Teachers pushed to limits

There’s a lot you can learn from your first job, writes AEU Tasmania President David Genford.

At age 16 I was lucky enough to gain employment as an indoor sports umpire.

It was a fantastic job which served me well for three years while I was studying. 

In the mornings I’d referee junior games, in the afternoons I’d cover adult matches.

The shifts weren’t too long and the work itself wasn’t overly demanding, but like most young Australians, I always appreciated that feeling of relief come knock-off time.

There were days when we were short-staffed, and I can’t remember how many times I was asked to stay back and work overtime, umpiring a second, third, fourth match.

But I never turned it down – It meant extra money for this once cash-strapped student and the overtime penalties were welcome.

I didn’t want to let down the players when we were short-staffed, but I can’t say I would have done the extra work without being paid for it.

Fast forward 25 years and there’s still a lot of overtime, but now it’s in schools and it goes unpaid.

Now the “shifts” are long, and the work is demanding.

Students instead of players, lesson preparation instead of helping out around the clubhouse.

While teaching at Taroona High School during Term 1 this year, there were little-to-no days where I would clock-off work at the end of my contracted hours.

It’s because in this profession, overtime work isn’t exactly optional, it’s compulsory. And the penalty rates? Forget it.

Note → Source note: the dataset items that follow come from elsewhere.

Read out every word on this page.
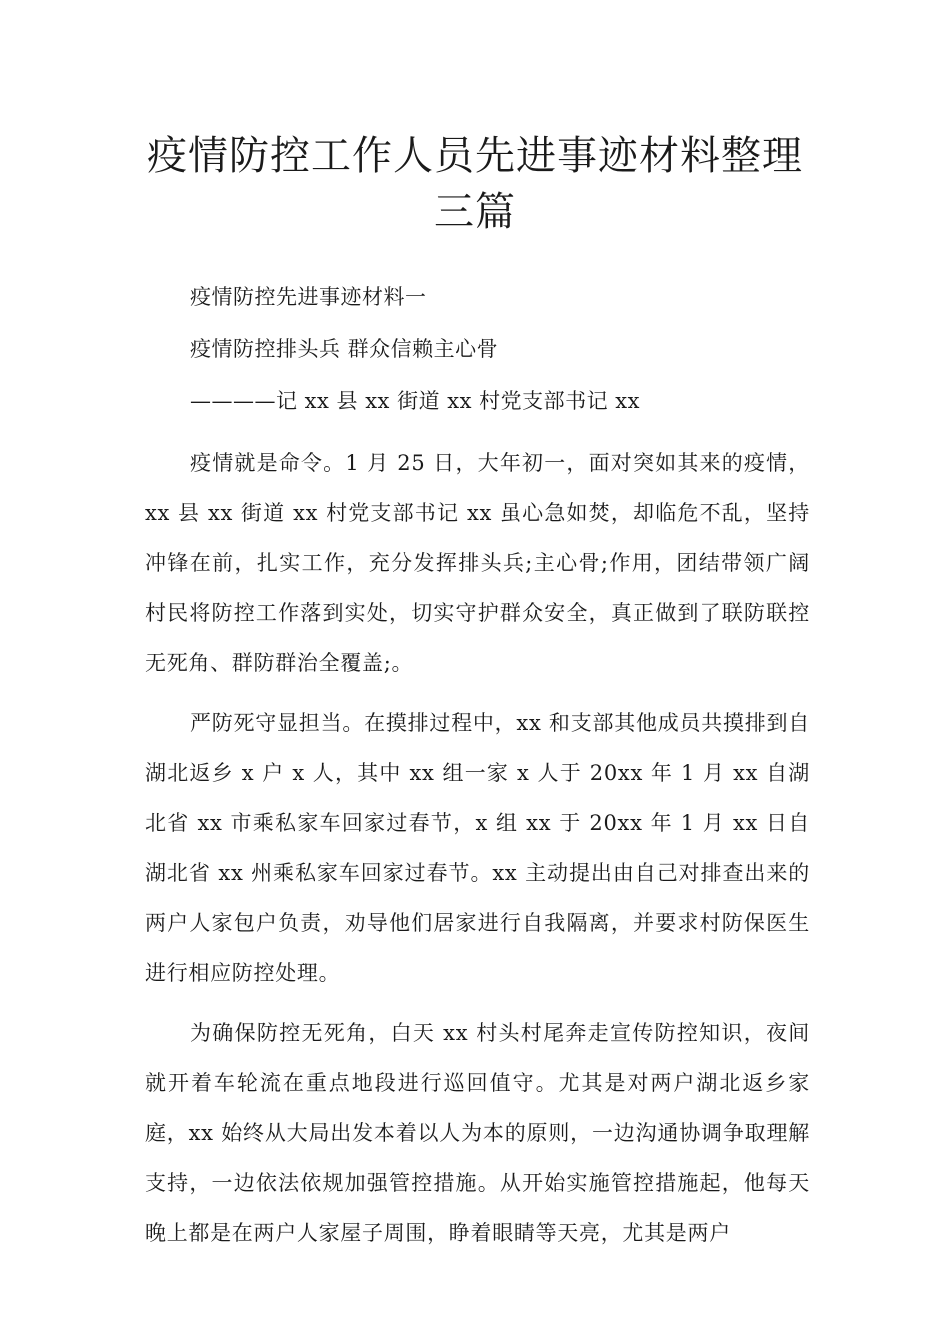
疫情防控工作人员先进事迹材料整理三篇

疫情防控先进事迹材料一

疫情防控排头兵 群众信赖主心骨

————记 xx 县 xx 街道 xx 村党支部书记 xx

疫情就是命令。1 月 25 日，大年初一，面对突如其来的疫情，xx 县 xx 街道 xx 村党支部书记 xx 虽心急如焚，却临危不乱，坚持冲锋在前，扎实工作，充分发挥排头兵;主心骨;作用，团结带领广阔村民将防控工作落到实处，切实守护群众安全，真正做到了联防联控无死角、群防群治全覆盖;。

严防死守显担当。在摸排过程中，xx 和支部其他成员共摸排到自湖北返乡 x 户 x 人，其中 xx 组一家 x 人于 20xx 年 1 月 xx 自湖北省 xx 市乘私家车回家过春节，x 组 xx 于 20xx 年 1 月 xx 日自湖北省 xx 州乘私家车回家过春节。xx 主动提出由自己对排查出来的两户人家包户负责，劝导他们居家进行自我隔离，并要求村防保医生进行相应防控处理。

为确保防控无死角，白天 xx 村头村尾奔走宣传防控知识，夜间就开着车轮流在重点地段进行巡回值守。尤其是对两户湖北返乡家庭，xx 始终从大局出发本着以人为本的原则，一边沟通协调争取理解支持，一边依法依规加强管控措施。从开始实施管控措施起，他每天晚上都是在两户人家屋子周围，睁着眼睛等天亮，尤其是两户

Can you imagine a teacher telling a student, “sorry, can’t help you with that question, my shift has just ended”?

Or, a teacher not planning for tomorrow’s class activities because they ran out of time in their “normal” work hours?

Tasmanian teachers, on average, work 11 hours of unpaid overtime every week. That means an average teacher has worked their contracted hours by Thursday’s recess break.

It is little wonder one in three teachers leave the profession in their first five years. 

How can we expect to attract and retain talented teachers, to lift the learning for the next generation of Tasmanians, if our educators’ unconditional workload is rewarded by the lowest pay in the country? 

Tasmanian schools are facing funding shortfalls, teacher shortages and an unmet need for professional support staff, as pointed out in the recent inquiry into abuse in schools.

The independent report explains: “One consistent refrain across all the schools we visited was that the demand for school support staff greatly outweighed the allocated resources for these positions by the Department of Education”.

Teachers are stressed, burnt out, lacking support and many are questioning why they are continuing to work in an undervalued profession.

A common, collective answer for that question is, because they do it for the students.

For too long the state government has relied on teacher goodwill, forcing educators to go above-and-beyond for students, without adequate resources to assist them.

If my workload was stretched thinner while umpiring, at least I knew I’d be thanked generously come pay day.

This government knows that on average, every Tasmanian school is missing out on $630,000 in funding every year, yet our leaders are happy to sit on their hands, withholding appropriate resourcing as teacher workloads stretch thinner and thinner.

Australian Education Union members across the state have been holding ‘wear red’ days during Terms 3 and 4 this year, highlighting that teacher workload has ballooned unacceptably high.

No one wins when teacher workloads worsen, and no one is at more of a loss than our students.

AEU member educators this week showed their workload has them seeing red. School and college teachers, principals and support staff walked out on time, at the end of their working day, on Thursday in a stand against the government’s ongoing disrespect for teacher workload and student learning conditions.

If you saw a large teacher presence outside your local school after class hours on Thursday, it wasn’t because bus duty staffing increased, it is because Tasmanian teachers are fed up.

They are taking a stand because they care about their students and want to feel valued in their employment.

Will this government take notice or will we risk losing more high quality teachers and mentors for Tasmania’s future leaders?

The optimist in me hopes teachers on Thursday felt that feeling of relief once knock off time arrived. 

But I know Tasmanian teachers won’t be able to rest until they see real long-term solutions to their ongoing and growing workload.

It’s also highly likely teachers who walked out on time Thursday caught up on work from their home office – it’s in their nature. 

My first job taught me that going above and beyond came with reward. If only that was the case in our most important professions.